Dans les plaidoiries, « l’immunité de la robe » laisse un champ de tir à des « défenses » sexistes qui peuvent faire pencher la balance. Les questions qui gravitent autour de l’apparence ou de la longueur des vêtements sont encore récurrentes. Elles infligent une « double peine » à la victime alors obligée de se justifier sur des détails incohérents. Ces moyens de pression intervertissent souvent le viol en agression sexuelle, ce qui minimise considérablement la déposition originelle de la victime.
Le droit, seule délivrance pour les victimes de viol, baigne dans un sexisme ambiant. La page Facebook Paye ta robe s’attèle d’ailleurs à le démontrer à travers des témoignages de femmes qui ont un pied dans la justice. En interne, ces mesdames sont régulièrement moquées, rabaissées et décrédibilisées par leurs homologues. Une mentalité masculiniste perfide susceptible de se répercuter dans les pratiques juridiques. Comment une justice peut-elle être impartiale lorsqu’elle hisse les hommes en « ténors du barreau » et les femmes en vulgaire « jaffette » ?
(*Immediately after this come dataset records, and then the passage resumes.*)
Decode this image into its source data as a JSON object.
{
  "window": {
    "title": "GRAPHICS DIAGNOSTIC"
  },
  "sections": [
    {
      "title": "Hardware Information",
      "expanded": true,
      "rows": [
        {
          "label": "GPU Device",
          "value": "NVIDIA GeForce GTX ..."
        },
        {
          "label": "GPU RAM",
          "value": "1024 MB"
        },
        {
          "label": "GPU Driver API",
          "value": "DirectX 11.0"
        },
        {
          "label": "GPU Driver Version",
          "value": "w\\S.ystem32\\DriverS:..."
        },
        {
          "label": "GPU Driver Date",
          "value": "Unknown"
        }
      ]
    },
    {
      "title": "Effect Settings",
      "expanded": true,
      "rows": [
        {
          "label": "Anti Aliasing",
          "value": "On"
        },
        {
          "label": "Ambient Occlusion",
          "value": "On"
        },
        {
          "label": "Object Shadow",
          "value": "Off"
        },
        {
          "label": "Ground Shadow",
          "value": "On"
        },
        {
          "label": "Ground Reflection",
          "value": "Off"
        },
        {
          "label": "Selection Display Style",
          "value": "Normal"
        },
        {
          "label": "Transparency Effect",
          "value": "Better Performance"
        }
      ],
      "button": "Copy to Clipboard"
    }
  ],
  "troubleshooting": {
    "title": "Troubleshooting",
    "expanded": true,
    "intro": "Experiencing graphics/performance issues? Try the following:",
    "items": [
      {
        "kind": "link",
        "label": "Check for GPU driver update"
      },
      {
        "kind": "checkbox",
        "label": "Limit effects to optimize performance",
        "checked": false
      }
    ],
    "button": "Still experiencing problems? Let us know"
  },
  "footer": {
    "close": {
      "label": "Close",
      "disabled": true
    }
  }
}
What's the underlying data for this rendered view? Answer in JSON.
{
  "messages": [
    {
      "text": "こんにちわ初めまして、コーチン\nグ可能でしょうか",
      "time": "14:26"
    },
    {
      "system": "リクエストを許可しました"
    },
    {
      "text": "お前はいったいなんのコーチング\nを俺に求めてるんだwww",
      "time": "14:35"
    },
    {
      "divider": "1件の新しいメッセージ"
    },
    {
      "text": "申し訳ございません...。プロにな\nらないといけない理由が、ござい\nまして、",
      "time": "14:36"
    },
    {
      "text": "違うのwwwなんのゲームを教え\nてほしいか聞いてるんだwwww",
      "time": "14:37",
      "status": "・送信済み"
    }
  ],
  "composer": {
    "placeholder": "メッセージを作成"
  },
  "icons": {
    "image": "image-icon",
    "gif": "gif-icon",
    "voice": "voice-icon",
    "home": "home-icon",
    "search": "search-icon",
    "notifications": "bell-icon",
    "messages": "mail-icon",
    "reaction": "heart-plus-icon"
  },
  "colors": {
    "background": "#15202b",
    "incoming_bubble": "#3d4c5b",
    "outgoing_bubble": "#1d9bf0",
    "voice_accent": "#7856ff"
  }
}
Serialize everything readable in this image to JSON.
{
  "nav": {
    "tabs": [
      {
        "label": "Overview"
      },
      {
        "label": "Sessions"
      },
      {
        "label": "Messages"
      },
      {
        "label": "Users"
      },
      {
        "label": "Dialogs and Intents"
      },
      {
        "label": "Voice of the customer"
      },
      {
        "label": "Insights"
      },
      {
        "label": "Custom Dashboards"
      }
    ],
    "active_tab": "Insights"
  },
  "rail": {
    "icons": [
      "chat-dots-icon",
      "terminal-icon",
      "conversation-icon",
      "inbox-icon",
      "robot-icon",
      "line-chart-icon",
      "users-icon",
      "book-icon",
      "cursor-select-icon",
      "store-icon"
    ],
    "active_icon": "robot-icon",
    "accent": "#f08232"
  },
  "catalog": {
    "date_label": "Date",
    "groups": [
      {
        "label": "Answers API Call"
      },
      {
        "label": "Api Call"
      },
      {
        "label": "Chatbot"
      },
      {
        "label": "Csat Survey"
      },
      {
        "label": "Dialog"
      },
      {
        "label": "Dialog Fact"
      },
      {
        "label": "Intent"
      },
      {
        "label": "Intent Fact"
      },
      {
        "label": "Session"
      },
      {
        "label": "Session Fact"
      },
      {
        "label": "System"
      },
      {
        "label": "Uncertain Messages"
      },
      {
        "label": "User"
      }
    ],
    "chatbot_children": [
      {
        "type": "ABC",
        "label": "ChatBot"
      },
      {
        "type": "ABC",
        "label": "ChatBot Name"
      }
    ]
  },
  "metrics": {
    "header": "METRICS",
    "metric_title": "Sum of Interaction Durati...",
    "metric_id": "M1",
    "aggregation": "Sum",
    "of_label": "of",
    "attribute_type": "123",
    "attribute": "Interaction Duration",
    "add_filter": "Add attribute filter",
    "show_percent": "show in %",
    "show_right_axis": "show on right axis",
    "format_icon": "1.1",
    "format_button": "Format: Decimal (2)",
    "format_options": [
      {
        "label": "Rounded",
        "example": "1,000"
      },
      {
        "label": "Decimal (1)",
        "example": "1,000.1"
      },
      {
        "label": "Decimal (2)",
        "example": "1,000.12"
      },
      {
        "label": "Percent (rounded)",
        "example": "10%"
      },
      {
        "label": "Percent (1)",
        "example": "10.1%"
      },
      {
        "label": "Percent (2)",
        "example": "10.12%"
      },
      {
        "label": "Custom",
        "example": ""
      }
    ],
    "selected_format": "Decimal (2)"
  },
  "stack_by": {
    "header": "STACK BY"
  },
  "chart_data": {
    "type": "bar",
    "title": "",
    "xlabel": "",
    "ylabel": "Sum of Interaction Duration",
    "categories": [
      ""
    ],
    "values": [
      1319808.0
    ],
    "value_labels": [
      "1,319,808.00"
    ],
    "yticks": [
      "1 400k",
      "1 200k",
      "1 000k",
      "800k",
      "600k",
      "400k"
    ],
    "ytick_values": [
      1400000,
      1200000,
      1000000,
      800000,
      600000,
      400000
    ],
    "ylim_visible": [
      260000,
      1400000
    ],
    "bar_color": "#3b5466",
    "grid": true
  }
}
Le coût exorbitant d’une plainte pour viol
Les plaintes pour viol classées sans suite avortent un combat symbolique. Ce statut juridique « nul » engloutit des mois d’efforts psychologiques, mais aussi de sacrifice financier. Selon une simulation d’un rapport publié par la Fondation des femmes, le coût d’une telle procédure judiciaire s’élèverait à 10 657 €. Lorsqu’une victime dépose plainte, elle doit assumer des frais parfois excessifs pour muscler son dossier en cas de procès.
Consignation, huissier de justice, frais d’avocat, prix du recours en appel… autant de dépenses parallèles qui se dévoilent à mesure de l’itinéraire juridique. Même si des aides sont disponibles, elles ne comblent pas ce gouffre financier. Entre digression administrative, définition médiocre du viol et coûts monstrueux, la justice ne fait rien pour faciliter le parcours juridique des victimes.
Les plaintes pour viol classées sans suite reflètent ainsi des rouages juridiques encrassés par le patriarcat et engorgés jusqu’au cou. Cette décision « éclair » est un pas en arrière pour les victimes qui doivent alors composer avec un agresseur errant. Pourtant, elle fait tristement office de norme.